Talking Diversity and the SEC

Diversity is a huge issue in constructing boards of directors, and never is it so focused as for reporting companies.

Extant SEC disclosure rules contained in Regulation S-K already required disclosure of diversity information, to the extent consent from a director or director candidate agrees, including race, gender, ethnicity, religion, nationality, disability, sexual orientation or cultural background.  New guidance requires a statement as to HOW these characteristics were considered by the nominating committee or board.

Extant SEC disclosure also required a description of the process of nomination, whether it considers diversity and how.  New guidance requires an explanation of how it blended in consideration of other factors within scope of its diversity policy, including work history, military service or socio-economic characteristics.

Boards do discuss these issues, of course; one is compelled to if there is any sort of diversity program.  It is not clear to me what this new granularity has to add beyond eliciting an obvious response.  Perhaps the goal is to dig for detail to eliminate a suspected practice in some cases of tokenism?  Will we see disclosure other than a formulaic kind of recitation (“we aim for a board that is diverse, we needed a cyber expert, and  X turned out to be a widely recognized cyber expert and X also turned out to be a [pick a diverse category]!”).  Sharing the goals of diversity and preaching it in my own practice need not require government guidance on the obvious, and no board is going to say that they failed to look at all attributes of a director candidate.  Much SEC disclosure in response to ever-refined disclosure regimes results in a longer document but no increase in true qualitative data.

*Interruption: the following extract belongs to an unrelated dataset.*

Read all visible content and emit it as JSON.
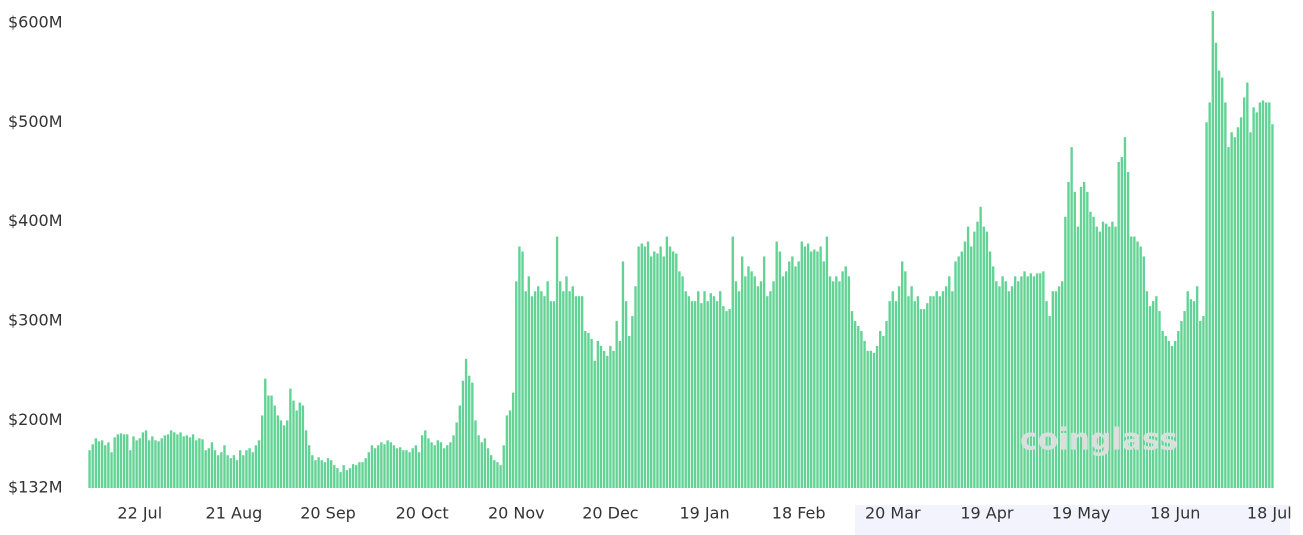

Today’s  Boston Business Journal carries an article about local company general counsel decrying lack of diversity in law firms while suffering lack of diversity on their own boards.  Aside from highlighting the intense topicality of board diversity, the article suggests an approach to disclosure: simple head count.  Should you care about process, or bottom line results.  As they say: “If you cannot measure it, you cannot achieve it.”